The Kv1.3 voltage-gated K  channel primarily expresses in immune cells and CNS. Functional heterotetrameric channels of Kv1 subunits with different combinations are common in brain. For example, Kv1.3 subunits can associate with other Kv1.1 to Kv1.6 subunits to form heterotetrameric channels. However, the potency of the high affinity inhibitors of homotetrameric Kv1.3 for asymmetric heteromeric channels has not been systematically addressed. This information is required to assess any potential side effects of the Kv1.3-based therapy of the CNS. We found that heterotetrameric channels of Kv1.3-Kv1.x showed K_d values of Vm24 and HsTX1[R14A] between 0.06−10 nM and 0.8−8.7 nM, respectively. Vm24 has high affinity (K_d = 64 pM) for Kv1.3-Kv1.2 heterotetrameters while HsTx1[R14A] has high affinity (K_d = 830 pM) for Kv1.3-Kv1.1 heterotetramers. This significant differences in potency for heterotetramers may reflect unique interactions between the toxin and the asymmetric channels.

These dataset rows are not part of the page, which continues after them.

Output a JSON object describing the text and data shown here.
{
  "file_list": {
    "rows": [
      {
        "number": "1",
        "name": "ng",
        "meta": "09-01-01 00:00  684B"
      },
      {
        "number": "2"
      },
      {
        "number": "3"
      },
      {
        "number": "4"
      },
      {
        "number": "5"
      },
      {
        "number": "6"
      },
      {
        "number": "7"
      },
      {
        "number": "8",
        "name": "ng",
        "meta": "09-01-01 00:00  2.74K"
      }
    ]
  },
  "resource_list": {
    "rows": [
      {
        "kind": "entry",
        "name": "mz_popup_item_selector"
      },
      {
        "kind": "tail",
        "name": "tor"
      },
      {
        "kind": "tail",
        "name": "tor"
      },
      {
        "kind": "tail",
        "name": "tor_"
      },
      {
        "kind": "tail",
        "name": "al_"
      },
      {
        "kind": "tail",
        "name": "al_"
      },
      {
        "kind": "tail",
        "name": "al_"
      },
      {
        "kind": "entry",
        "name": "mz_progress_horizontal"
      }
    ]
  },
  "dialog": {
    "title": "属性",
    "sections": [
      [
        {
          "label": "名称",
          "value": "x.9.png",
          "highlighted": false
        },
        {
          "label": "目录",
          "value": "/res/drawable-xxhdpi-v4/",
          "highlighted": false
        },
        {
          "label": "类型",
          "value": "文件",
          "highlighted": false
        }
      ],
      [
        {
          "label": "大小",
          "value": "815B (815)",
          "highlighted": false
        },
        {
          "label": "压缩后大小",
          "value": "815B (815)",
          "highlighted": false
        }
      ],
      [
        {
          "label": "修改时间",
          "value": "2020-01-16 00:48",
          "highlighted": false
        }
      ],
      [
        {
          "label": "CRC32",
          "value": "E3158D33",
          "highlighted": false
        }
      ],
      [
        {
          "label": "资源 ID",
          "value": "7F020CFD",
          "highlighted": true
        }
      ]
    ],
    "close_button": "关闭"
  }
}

Gain-of-function mutations in Kv1.2 can lead to alterations in neuronal excitability and synaptic transmission, potentially contributing to neurological disorders like epilepsy. Blocking Kv1.2 channels with the specific blockers can be an effective therapeutic approach for treating conditions associated with Kv1.2 gain-of-function mutations. Of seven new peptide toxins from C. bonito which are active on Kv1 channels, we reported recently that CboK7 (αKTx 2.24) has out-standing affinity for Kv1.2 and high selectivity over Kv1.3 and Kv1.1.  CboK7 thus may serve as a template for the design of high affinity and high selectivity Kv1.2 inhibitors.